An ihrer letzten Sitzung hat sich die Kommission für das vom Regierungsrat vorgeschlagene etappierte Vorgehen ausgesprochen. In einer ersten Etappe soll in Biel ein «Campus Technik» entstehen. Der Campus soll insbesondere die Konzentration der Bereiche Technik und Informatik ermöglichen. Eine äusserst knappe Mehrheit der Kommission will allerdings das Projekt gegenüber den ursprünglichen Ideen reduzieren. Dies vorab aus finanziellen und regionalpolitischen Gründen. Gemäss dem Vorschlag der Regierung hätte in Biel auch der Bereich Architektur, Bau und Holz in den Campus integriert werden sollen. Die Minderheit unterstützt den ursprünglichen Vorschlag des Regierungsrates.

Die Neustrukturierung und Standortkonzentration ist auch in der zweiten Etappe rasch zu realisieren. Allerdings hat die Kommission den Bericht in diesem Punkt zur Überarbeitung zurückgewiesen. Sie fordert, dass nochmals umfassend und vertieft geprüft wird, wo die verbleibenden Departemente konzentriert werden. Die Prüfung hat insbesondere bildungs-, regional- und wirtschaftspolitische Aspekte zu umfassen.
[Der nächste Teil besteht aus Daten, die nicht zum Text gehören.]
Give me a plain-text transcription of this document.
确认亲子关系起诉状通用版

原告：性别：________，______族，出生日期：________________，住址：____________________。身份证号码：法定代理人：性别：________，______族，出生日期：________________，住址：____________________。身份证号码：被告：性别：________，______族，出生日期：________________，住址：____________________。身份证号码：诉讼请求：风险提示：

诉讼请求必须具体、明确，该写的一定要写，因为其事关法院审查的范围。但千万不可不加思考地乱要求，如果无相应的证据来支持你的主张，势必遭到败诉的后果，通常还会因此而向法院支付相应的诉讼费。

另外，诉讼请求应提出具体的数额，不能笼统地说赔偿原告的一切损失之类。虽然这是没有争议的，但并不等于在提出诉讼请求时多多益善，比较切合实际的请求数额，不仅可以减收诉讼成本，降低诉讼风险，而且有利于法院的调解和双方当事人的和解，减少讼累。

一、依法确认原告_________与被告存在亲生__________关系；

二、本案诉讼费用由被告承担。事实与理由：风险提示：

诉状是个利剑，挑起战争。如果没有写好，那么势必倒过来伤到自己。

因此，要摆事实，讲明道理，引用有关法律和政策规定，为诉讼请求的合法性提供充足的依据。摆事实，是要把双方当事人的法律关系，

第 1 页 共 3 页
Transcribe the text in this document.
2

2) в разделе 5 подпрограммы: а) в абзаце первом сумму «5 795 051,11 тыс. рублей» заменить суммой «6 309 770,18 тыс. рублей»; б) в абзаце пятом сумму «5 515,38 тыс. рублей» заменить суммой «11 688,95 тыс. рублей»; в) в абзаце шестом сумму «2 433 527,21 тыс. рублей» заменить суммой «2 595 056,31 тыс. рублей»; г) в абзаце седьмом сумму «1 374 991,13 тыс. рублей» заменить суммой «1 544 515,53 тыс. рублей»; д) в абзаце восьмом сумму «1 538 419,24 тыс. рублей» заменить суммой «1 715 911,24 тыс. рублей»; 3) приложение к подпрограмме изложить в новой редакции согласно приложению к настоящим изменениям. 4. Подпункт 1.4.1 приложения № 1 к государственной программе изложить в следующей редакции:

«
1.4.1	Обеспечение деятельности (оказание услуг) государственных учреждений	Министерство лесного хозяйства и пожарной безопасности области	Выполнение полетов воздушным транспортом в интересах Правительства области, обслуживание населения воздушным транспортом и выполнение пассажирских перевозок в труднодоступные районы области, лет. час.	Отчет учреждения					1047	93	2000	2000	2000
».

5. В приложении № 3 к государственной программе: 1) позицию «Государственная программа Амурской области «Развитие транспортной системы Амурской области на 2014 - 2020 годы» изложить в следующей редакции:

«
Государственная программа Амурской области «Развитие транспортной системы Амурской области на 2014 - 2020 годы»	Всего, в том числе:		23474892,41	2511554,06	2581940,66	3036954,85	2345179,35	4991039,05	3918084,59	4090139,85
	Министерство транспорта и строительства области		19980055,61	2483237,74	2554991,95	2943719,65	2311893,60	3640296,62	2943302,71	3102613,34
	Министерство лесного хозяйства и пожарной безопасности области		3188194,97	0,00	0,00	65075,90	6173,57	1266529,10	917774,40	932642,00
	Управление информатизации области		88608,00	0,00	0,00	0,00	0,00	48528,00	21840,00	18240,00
Bestehende kantonseigene Gebäude sind soweit möglich in die künftige Struktur der BFH einzubeziehen. Die Standorte Bern und Burgdorf sind gleichwertig zu prüfen. Als vertrauensbildende Massnahmen sind für alle drei Standorte (Bern, Biel und Burgdorf) Begleitgruppen mit den wichtigsten Exponenten zu bilden.

Der Regierungsrat hat im Februar 2011 beschlossen, die Berner Fachhochschule in Bern und Biel zu konzentrieren. Der Grosse Rat hat daraufhin verlangt, dass die Gründe für diesen Entscheid in einem Bericht dargelegt werden. In ihrem Bericht zeigt die Regierung auf, welche Überlegungen und Fakten zu diesem Entscheid geführt haben. Der Grosse Rat wird den Bericht in der Märzsession beraten.

Veröffentlicht 3. Februar 2012

 

 

Mittwoch, 15. Februar 2012, 14.00 Uhr
Ruth Fischer und Ihre Helfer vom Atelier c2 machen sich ans Werk.